ESR4 - Kéo-Oudone Seymany

"Hi there! My name is Kéo-Oudone, but everyone calls me Kéo. I am the 4th member of the group and I am so grateful to be part of the SAMCAPS project!
My parents are from Laos but I was born and raised in Lyon, France. I entered the French top school of Chemistry, Physics and Electronics (CPE) of Lyon where first I studied general chemistry and process engineering. I specialized in Formulation during my last year of studies and then moved to Germany for my master thesis where I worked for 6 months at Bayer Crop Science. Working abroad has been a wonderful experience to me and I wanted to keep on discovering new countries and cultures during my PhD. Becoming a Marie Curie Fellow has been such a great opportunity as we will collaborate with people having very different scientific and cultural backgrounds as well!
During my free time, I mostly like travelling or going out with friends. I also have a passion for knitting with which I can express my creativity!
Finally, I think that the next 3 years are going to be filled with ups and downs but mostly with exciting challenges that we will overcome, and I hope that you will follow us through this incredible journey!"

 

Kéo is a 28-years-old French graduate in Chemical Engineering.
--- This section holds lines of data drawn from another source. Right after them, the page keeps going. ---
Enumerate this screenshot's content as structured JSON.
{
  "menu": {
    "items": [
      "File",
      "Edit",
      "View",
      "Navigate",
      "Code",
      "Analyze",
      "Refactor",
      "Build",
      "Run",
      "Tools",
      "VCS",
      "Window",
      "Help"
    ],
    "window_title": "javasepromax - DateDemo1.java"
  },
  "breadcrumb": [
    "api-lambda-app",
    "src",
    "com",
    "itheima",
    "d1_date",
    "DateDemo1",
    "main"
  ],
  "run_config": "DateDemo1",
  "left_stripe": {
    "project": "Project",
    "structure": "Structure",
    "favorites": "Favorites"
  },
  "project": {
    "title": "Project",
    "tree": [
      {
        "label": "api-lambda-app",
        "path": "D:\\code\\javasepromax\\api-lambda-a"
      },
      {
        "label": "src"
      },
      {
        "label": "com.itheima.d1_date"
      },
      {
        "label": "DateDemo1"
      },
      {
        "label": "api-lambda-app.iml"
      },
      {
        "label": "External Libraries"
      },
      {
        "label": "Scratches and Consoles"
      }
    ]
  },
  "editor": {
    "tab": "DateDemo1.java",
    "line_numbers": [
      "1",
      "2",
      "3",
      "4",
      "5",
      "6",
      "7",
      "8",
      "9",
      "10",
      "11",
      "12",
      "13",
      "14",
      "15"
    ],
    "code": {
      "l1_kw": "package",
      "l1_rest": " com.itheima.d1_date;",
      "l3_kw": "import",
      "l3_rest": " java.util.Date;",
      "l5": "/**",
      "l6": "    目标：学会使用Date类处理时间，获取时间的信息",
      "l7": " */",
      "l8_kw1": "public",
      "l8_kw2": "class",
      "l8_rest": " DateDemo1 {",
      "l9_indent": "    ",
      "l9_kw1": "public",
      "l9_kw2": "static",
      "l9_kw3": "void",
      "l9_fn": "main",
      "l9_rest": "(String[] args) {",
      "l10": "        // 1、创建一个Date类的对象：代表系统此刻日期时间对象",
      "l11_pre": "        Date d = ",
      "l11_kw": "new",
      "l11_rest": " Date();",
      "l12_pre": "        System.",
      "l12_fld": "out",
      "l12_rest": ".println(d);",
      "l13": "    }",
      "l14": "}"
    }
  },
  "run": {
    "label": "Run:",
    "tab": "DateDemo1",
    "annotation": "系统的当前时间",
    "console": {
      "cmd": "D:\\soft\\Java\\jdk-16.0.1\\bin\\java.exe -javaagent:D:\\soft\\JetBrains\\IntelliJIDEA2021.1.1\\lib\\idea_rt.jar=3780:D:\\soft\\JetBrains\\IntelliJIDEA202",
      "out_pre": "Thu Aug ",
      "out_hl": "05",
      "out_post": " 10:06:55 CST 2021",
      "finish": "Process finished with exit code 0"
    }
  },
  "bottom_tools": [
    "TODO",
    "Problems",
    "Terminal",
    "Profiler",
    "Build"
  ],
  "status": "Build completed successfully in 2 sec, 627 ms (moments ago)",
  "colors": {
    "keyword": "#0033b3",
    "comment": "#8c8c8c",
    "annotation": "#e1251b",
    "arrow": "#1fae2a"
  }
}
She received her Master's degree from CPE Lyon, where she specialized in dispersed media and applied formulation. Her role in SAMCAPS is to lead the project focusing on testing the performance and life-time of capsules when deposited on various surfaces (e.g. textiles, skin and hair). Capsule-surface interactions are expected to vary as a function of the different copolymer characteristics such as functional groups, molecular weight, hydrophobicity/hydrophilicity balance, type of self-assembly, degree of cross-linking. These are the main role players in determining the stiffness, strength, release kinetics, and other key parameters that need to be carefully measured to improve the deposition of the capsules on surfaces.


Kéo is enrolled at Florence University. The first half of her PhD is being spent in Brussels at P&G, where she is training in the targeted delivery of particles, focusing first on fabrics but later on as well on hair, skin, floors etc. She is learning state-of-the-art techniques to measure deposition on fabric and hair, and will be trained in the current know-how concerning the enhancement of active deposition on said surfaces. She will study how the polymer capsules will deposit on hair and fabric and will develop a programme leveraging on surface energy understanding, particle size control, and polymer coating of capsules in order to enhance the deposition of capsules and actives.
Among the analytical techniques to be used for this scope are confocal Raman spectroscopy, zeta potential measurement, surface energy measurement via nanoindentation. The goal is to develop correlations between the various capsule surface properties and the deposition of the capsules. The deposition of the capsules on the surface itself will be measured after training in fluorescent, GCMS and TOF-SIMS methodologies.


After 18 months, Kéo will move to Florence to work in CSGI. Here, she will rely on the work carried out by ESR1 and ESR2 to select the best performing capsule systems and set up a method to characterize the deposition, aging and release of actives on surfaces. Since such parameters are significantly affected by the adhesive and mechanical properties of the systems, she will receive extensive training in atomic force microscopy to characterize the surfaces, in force measurements to assess the adhesive properties of the capsules, and in rheology to analyze their dynamical (storage and loss) elastic properties. She will benefit from the wide range of instruments available at CSGI to characterize the surface tension and contact angle of the capsule dispersions. In collaboration with the CSGI unit of Rome, Kéo will develop reproducible techniques for the assessment and control of wall integrity and thickness in nanostructured microcapsules, based on Focused Ion Beam (FIB) microscopy techniques.